Très fier de cet album
Il y a certaines chansons sur lesquelles je me suis tellement pris la tête que, pendant un moment, je n’arrivais plus à les écouter, je ne pensais qu’à toutes ces heures passées dessus. Aujourd’hui, je comprends pourquoi les gens ont aimé ce disque. J’en suis très fier. Mes deux premiers albums, Innerspeaker et Lonerism, étaient des sortes d’amas d’accidents heureux. Avec Currents, tout était intentionnel et réfléchi. J’y ai mis tout mon cœur et toute mon âme.

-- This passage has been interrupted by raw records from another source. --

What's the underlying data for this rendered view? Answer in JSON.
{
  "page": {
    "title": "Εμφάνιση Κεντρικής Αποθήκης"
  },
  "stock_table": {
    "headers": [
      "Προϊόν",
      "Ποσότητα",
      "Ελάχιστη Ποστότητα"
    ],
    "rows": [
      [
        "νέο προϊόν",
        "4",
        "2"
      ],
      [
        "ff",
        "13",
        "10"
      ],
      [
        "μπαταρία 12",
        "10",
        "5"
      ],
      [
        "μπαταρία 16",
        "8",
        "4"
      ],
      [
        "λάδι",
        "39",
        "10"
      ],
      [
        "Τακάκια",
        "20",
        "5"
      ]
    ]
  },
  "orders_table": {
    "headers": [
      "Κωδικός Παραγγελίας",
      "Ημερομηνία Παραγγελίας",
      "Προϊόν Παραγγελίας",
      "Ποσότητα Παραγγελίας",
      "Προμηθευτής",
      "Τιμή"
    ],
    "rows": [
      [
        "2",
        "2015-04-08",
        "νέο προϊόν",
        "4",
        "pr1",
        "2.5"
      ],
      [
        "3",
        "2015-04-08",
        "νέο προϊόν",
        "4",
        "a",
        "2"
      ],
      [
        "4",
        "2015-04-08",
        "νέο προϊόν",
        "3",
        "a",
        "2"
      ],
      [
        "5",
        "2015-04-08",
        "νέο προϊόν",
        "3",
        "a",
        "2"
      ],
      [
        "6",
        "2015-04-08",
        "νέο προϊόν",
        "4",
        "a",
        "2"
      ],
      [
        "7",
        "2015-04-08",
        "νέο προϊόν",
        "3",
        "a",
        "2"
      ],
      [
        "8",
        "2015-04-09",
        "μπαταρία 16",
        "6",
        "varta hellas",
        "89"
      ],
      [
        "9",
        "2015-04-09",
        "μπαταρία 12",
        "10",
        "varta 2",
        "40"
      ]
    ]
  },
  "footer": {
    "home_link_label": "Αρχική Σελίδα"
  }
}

Quand tu parles aux journalistes, c’est pour parler de toi-même… Ça peut être fatigant. A force, j’ai parfois le sentiment de me répéter, de n’avoir plus rien d’intéressant à dire. D’autant que j’ai fait cet album tout seul, donc pendant longtemps je n’en ai parlé avec personne. C’est avec les interviews que j’ai vraiment commencé à en discuter, et donc à prendre conscience de certaines choses.
“A quoi bon écrire et faire de la musique si ce n’est pas de la façon la plus personnelle possible ?”
C’était bizarre d’entendre des mots sortir de ma propre bouche à propos de cet album. Je crois qu’il contient surtout un message pour moi-même. Je me suis rendu compte qu’il était impossible de se battre contre ses propres pulsions. Qu’elles soient bonnes ou mauvaises, elles finissent toujours par l’emporter. Ces chansons parlent simplement de la musique que j’aime vraiment, et que j’assume enfin d’aimer, sans intellectualiser les raisons de cet amour.
Home, sweet home
Je ne me sens plus coupable de rien. Il y a quelques années, je n’aurais pas aussi bien vécu de m’adresser à un large public avec un propos si personnel. Aujourd’hui, me dévoiler me paraît justement le meilleur moyen de justifier l’écriture d’une chanson. A quoi bon écrire et faire de la musique si ce n’est pas de la façon la plus personnelle possible ?
En ce moment, je me cache un peu chez moi. Mais je suis toujours plus ou moins occupé. Je me sens bizarre et je culpabilise si je passe une journée à ne rien faire. Je pense que ça vient du contraste avec certaines périodes très intenses, quand, par exemple, je suis en tournée. A part les concerts, je suis en train de rénover ma maison et mon studio. Il y a des bâches partout, c’est excitant et effrayant. Pour le reste, on verra bien.